Edward Chaney, Leverhulme research fellow and professor of fine and decorative arts, Southampton Solent University, is reading Jonathan Black's The Face of Courage: Eric Kennington, Portraiture and the Second World War (Philip Wilson, 2011). "This is the well-researched catalogue of an exhibition halfway through its year's run at the Royal Air Force Museum in Hendon. Admired by Wyndham Lewis, William Orpen and others, Kennington revived the 18th-century medium of pastel to produce technically superb if sometimes somewhat sentimental portraits of military personnel. Often a 'traveller between life and death, half-drawn, never returned'."

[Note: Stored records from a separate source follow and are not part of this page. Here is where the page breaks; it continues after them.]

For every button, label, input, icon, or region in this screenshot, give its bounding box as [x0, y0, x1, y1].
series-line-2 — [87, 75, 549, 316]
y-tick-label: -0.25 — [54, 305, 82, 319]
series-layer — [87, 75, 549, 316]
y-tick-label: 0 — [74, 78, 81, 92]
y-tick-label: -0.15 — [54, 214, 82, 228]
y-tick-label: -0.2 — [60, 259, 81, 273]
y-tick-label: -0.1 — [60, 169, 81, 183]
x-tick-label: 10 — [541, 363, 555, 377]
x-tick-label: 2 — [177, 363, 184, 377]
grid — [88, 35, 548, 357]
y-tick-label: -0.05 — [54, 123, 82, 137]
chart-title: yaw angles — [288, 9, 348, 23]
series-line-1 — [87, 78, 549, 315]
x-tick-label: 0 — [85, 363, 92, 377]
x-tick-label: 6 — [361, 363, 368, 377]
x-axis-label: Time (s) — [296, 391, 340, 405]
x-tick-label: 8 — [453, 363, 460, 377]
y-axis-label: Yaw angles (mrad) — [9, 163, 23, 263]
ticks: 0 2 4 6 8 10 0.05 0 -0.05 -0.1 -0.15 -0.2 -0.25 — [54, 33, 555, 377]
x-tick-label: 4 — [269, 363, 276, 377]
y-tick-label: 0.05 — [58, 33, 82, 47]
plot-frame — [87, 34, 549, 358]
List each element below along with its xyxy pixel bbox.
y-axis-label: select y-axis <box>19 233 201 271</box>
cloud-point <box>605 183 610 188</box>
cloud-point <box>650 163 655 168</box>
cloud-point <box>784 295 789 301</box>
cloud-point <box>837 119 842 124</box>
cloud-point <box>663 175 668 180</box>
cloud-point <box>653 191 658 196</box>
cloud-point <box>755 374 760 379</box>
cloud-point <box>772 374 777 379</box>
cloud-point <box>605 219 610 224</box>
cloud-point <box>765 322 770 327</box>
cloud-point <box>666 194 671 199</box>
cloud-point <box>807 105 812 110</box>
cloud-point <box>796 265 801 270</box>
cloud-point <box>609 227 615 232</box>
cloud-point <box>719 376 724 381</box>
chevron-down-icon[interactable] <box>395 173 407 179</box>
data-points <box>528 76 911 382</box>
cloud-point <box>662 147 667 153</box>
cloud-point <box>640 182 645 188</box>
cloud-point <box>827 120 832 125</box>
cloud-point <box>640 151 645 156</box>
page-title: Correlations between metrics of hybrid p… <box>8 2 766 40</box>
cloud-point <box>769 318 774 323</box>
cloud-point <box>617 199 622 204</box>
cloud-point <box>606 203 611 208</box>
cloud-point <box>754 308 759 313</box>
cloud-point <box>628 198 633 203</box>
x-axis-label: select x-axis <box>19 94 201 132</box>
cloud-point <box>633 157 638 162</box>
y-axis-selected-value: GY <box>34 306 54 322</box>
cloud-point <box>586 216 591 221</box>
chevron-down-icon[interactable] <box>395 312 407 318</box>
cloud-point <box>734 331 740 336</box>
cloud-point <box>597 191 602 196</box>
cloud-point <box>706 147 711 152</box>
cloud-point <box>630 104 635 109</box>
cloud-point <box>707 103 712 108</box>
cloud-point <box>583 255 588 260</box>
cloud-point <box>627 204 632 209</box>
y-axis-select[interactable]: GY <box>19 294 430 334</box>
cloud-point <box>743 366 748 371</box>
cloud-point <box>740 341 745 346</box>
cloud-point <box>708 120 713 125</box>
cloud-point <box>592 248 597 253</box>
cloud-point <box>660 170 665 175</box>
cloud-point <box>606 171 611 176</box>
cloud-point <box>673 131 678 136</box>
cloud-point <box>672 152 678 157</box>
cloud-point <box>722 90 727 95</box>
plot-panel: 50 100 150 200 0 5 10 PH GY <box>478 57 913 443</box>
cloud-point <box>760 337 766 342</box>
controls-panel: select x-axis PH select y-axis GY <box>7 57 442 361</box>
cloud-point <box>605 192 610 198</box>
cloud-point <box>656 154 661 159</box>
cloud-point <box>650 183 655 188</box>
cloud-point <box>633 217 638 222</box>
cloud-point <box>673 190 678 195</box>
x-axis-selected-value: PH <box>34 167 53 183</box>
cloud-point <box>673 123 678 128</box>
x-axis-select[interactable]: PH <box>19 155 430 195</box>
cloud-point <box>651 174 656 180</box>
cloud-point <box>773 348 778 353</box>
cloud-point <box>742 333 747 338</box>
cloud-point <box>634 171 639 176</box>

Robert Eaglestone is professor of contemporary literature and thought, Royal Holloway, University of London. He is reading Matthew Boswell's Holocaust Impiety in Literature, Popular Music and Film (Palgrave Macmillan, 2012). "'Holocaust piety' is the urge to be silenced by the genocide, to mystify it. In contrast, Boswell, one of a new generation of Holocaust scholars, writes about how the Holocaust has been used (and possibly misused) in culture from avant-garde poetry to the Ramones and Joy Division to Quentin Tarantino. These insightful 'impieties' tell us about the Holocaust and ourselves."

Andreas Hess, senior lecturer in sociology, University College Dublin, is reading Ronald N. Jacobs and Eleanor Townsley's The Space of Opinion: Media Intellectuals and the Public Sphere (Oxford University Press, 2011). "It's not easy to follow in the footsteps of media mavericks such as Walter Lippmann or to surpass Jurgen Habermas' sociological insights about the transformation of the public sphere. But it can be done. How the presence of US media intellectuals in newspapers and magazines and on TV and the web and the formation of modern public opinion in US civil society hang together is dissected in this groundbreaking study."

George McKay, professor of cultural studies, University of Salford, is reading Leah A. Lievrouw's Alternative and Activist New Media (Polity, 2011). "Despite inevitably being instantly out of date on publication - no WikiLeaks, no social media in the Arab Spring - I find this book to be quite the best on the subject. My final-year alternative media students like it for its theoretical clarity and spot-on balance of accessibility and difficulty - and so do I. A great textbook. I wish I'd written it!"